Dann wandte er sich an mich: »Junger Mann, wenn du morgen Vormittag zwischen neun und zehn zu mir kommst, werde ich mehr Muße für ein Gespräch haben; und dann werden wir beginnen. Doch ich warne dich im Voraus, es wird ganz allein von dir abhängen, wie es mit dir läuft. Meine Rolle besteht nur darin, dir den besten Weg zu weisen.«

Und damit endet das erste Kapitel.

2. KAPITEL

Der ehrenwerte Milchmann und wie er den Leuten vertraute; und das wunderbare Glück, das er eines Morgens hatte, als er einen kostbaren Schatz fand.

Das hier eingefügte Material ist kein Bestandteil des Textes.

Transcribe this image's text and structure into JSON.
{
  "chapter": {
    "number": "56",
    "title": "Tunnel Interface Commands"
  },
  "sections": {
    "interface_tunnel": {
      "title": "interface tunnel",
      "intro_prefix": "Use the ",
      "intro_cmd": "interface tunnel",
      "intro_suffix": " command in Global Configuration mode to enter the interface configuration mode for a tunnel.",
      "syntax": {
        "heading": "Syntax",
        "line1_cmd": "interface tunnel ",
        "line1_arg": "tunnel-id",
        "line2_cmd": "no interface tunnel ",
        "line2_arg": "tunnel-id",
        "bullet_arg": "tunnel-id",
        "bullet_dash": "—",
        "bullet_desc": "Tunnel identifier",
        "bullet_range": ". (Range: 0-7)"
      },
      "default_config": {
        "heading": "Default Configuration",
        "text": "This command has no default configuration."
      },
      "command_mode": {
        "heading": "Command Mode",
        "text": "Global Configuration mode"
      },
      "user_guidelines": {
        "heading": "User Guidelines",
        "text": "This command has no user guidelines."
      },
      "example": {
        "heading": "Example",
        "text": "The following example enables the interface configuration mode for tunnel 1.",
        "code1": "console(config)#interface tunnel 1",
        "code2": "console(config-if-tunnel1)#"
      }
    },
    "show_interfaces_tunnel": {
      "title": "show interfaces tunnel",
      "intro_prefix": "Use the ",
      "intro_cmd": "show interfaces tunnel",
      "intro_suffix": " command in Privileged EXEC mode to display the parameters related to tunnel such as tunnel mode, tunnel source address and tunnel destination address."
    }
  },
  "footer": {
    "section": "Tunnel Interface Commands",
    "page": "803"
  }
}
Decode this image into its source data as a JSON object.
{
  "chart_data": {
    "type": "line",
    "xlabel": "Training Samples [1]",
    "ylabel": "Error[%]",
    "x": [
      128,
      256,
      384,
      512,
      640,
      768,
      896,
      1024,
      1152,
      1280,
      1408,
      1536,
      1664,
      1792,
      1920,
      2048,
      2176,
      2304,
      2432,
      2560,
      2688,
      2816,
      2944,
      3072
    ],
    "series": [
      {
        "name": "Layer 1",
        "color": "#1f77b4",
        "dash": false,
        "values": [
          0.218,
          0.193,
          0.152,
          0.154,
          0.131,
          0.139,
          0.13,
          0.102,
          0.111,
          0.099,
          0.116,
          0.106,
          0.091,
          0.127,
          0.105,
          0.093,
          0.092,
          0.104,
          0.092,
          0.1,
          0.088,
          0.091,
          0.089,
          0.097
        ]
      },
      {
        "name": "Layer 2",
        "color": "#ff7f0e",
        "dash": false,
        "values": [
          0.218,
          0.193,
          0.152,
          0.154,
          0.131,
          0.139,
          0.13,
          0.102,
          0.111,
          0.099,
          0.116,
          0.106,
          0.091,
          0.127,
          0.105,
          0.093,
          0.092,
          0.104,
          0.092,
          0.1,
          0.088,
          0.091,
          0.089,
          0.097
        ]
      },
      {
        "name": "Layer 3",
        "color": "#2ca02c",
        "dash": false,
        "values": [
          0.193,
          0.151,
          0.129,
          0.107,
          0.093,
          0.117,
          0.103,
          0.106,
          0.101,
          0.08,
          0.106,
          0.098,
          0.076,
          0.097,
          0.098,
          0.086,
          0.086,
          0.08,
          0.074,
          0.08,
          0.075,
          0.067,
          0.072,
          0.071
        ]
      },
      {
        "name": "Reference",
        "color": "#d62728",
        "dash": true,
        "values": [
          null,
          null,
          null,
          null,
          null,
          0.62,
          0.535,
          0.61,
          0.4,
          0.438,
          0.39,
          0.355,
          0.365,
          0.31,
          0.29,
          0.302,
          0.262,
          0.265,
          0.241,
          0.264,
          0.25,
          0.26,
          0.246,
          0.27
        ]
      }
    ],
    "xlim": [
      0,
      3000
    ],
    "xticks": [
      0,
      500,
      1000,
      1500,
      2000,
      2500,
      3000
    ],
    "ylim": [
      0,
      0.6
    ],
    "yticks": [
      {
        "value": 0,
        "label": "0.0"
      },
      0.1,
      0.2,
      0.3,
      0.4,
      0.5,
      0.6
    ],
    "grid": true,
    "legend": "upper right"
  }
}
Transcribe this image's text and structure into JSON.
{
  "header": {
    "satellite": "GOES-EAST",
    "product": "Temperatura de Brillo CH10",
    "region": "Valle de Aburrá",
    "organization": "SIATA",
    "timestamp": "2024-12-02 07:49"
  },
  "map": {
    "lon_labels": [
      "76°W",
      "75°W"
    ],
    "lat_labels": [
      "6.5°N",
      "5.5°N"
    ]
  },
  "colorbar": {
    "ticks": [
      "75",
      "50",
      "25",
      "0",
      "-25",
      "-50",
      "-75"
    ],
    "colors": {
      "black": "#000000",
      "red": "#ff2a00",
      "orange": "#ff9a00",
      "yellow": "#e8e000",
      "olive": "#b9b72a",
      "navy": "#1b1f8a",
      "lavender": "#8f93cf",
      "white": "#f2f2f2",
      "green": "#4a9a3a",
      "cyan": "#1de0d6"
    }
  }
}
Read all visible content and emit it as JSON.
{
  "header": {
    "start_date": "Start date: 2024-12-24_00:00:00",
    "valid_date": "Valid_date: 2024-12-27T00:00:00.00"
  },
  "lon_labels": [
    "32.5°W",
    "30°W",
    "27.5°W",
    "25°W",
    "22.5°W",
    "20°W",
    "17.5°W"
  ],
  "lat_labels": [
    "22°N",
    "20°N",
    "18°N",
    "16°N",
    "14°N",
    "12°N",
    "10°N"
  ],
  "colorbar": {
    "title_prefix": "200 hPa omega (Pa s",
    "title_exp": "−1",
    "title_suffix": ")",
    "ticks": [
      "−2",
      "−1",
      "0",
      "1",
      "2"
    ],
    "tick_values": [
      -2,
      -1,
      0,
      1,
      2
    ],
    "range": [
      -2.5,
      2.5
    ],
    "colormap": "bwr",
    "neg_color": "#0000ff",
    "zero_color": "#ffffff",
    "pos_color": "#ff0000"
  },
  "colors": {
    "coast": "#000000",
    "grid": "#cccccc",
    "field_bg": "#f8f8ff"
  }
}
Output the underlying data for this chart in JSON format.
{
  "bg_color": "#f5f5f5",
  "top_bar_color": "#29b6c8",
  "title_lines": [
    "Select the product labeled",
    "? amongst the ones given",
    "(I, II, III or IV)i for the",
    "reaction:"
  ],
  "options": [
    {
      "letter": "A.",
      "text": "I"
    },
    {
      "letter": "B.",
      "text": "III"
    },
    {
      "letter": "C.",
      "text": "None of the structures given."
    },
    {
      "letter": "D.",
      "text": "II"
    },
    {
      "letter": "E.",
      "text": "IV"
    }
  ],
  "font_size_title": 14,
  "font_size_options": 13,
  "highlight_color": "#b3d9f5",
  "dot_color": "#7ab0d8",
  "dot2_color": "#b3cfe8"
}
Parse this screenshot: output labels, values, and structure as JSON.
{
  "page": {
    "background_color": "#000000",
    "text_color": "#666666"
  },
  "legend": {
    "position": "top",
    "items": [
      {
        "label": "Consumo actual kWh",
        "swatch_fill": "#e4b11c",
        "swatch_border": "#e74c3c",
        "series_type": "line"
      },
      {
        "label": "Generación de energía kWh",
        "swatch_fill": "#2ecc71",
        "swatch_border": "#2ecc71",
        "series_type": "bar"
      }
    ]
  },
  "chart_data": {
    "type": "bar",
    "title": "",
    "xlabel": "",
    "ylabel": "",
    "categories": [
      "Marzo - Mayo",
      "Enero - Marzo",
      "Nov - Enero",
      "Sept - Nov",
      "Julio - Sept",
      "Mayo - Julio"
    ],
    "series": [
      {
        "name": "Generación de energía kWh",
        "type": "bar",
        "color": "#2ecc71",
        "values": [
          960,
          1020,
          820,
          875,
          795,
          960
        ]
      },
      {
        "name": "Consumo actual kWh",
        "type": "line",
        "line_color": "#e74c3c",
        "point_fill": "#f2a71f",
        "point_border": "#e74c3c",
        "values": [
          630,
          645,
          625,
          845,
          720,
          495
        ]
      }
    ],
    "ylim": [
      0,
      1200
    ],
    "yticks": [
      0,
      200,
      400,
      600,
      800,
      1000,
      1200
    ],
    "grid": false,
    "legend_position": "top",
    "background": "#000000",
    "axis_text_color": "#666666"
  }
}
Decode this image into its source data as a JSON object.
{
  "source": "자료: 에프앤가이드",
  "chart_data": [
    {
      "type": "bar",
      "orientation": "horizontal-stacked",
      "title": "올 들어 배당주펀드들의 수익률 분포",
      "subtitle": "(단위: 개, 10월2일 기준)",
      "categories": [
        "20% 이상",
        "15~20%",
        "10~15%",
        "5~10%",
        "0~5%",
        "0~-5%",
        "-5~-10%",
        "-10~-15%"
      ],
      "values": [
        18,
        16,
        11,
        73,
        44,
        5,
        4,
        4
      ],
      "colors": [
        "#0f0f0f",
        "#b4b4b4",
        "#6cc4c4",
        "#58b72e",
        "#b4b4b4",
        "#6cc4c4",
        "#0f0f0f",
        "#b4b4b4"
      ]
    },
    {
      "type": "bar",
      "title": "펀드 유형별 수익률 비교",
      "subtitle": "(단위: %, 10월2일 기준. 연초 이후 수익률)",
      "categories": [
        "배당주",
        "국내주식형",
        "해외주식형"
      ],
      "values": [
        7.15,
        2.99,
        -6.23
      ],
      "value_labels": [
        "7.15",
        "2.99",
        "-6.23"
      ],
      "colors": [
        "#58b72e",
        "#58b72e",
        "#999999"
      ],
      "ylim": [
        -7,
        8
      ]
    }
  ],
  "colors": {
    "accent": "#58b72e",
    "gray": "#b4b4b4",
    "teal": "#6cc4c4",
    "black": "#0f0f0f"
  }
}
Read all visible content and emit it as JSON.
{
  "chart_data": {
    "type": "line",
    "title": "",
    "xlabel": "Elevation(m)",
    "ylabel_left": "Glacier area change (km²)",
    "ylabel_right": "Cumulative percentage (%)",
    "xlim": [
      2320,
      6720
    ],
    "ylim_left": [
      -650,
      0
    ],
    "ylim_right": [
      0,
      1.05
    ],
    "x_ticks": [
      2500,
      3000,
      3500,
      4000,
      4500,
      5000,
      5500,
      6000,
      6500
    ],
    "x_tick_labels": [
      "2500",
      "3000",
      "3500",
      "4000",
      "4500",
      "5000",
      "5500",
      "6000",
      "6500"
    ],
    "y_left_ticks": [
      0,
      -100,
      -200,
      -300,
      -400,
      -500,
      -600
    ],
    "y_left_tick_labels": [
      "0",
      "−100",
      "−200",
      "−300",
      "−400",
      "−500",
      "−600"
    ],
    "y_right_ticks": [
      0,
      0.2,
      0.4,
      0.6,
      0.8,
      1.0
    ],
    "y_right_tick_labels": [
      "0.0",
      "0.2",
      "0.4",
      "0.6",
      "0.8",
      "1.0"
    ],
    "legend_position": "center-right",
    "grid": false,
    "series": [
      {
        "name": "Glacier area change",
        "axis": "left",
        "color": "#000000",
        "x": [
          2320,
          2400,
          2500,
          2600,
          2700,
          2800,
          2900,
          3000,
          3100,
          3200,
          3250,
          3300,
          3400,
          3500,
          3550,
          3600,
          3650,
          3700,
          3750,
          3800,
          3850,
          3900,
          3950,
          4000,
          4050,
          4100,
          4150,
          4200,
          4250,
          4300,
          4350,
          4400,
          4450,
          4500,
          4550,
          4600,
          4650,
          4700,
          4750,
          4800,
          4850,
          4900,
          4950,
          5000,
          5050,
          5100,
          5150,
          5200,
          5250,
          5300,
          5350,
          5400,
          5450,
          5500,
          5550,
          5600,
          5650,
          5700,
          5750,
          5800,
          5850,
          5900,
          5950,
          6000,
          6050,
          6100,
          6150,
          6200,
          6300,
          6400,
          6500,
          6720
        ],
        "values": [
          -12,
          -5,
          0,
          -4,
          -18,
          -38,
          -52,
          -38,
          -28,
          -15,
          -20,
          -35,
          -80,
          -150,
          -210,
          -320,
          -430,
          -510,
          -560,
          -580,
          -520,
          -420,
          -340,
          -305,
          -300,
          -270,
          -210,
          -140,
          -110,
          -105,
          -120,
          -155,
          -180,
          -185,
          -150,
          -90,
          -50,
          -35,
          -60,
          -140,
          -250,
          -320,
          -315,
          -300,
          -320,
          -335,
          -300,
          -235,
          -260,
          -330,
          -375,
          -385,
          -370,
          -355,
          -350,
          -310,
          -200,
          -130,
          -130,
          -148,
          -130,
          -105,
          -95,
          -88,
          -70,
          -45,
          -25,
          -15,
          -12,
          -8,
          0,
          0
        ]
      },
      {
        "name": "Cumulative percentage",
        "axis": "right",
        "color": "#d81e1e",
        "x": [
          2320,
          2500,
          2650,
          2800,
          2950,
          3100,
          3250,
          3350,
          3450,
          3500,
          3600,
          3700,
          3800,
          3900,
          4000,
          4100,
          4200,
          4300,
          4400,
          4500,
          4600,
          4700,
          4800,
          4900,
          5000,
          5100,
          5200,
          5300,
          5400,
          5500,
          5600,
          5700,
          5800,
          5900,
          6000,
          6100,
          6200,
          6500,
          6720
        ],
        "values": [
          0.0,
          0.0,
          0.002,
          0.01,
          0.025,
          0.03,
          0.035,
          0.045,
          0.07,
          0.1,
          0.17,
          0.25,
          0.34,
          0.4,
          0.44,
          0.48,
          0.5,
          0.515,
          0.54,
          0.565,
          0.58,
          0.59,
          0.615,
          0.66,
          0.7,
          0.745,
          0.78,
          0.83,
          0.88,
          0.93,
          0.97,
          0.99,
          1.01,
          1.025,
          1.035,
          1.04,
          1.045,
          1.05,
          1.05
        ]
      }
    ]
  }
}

Dieses Kapitel muss notwendigerweise hinter das vorangehende zurückblicken.

Unter den frühsten Kunden des Ephraim Foster befand sich eines Morgens ein kleiner, weißhäuptiger Knabe, weder hübsch noch hässlich. Ephraim unterhielt einen Laden in einer der Querstraßen der Grand Street, östlich der Bowery; er verkaufte Milch, Eier und verschiedenes andere – und im Winter fügte er seinen Berufen den eines Lieferanten von Schweine- und Wurstfleisch hinzu, was in der kalten Witterung hierorts ein flotter und florierender Handel ist.

Das schöne Amerika wetteifert mit dem alten Griechenland in der Liebe zum Schweinefleisch. Im Winter kann man allenthalben auf den Straßen die Orte sehen, an denen dieses beliebte Essen ausgeteilt wird; wundervolle rote und weiße Scheiben, mächtige Schinken, frisch oder geräuchert, Seiten und Vorderteile – und manchmal ein grinsender Kopf mit dicken Bäckchen und aufgestellten Ohren. – Einige ziehen das kräftig gewürzte Fleischbrät oder die glibberige Sülze vor.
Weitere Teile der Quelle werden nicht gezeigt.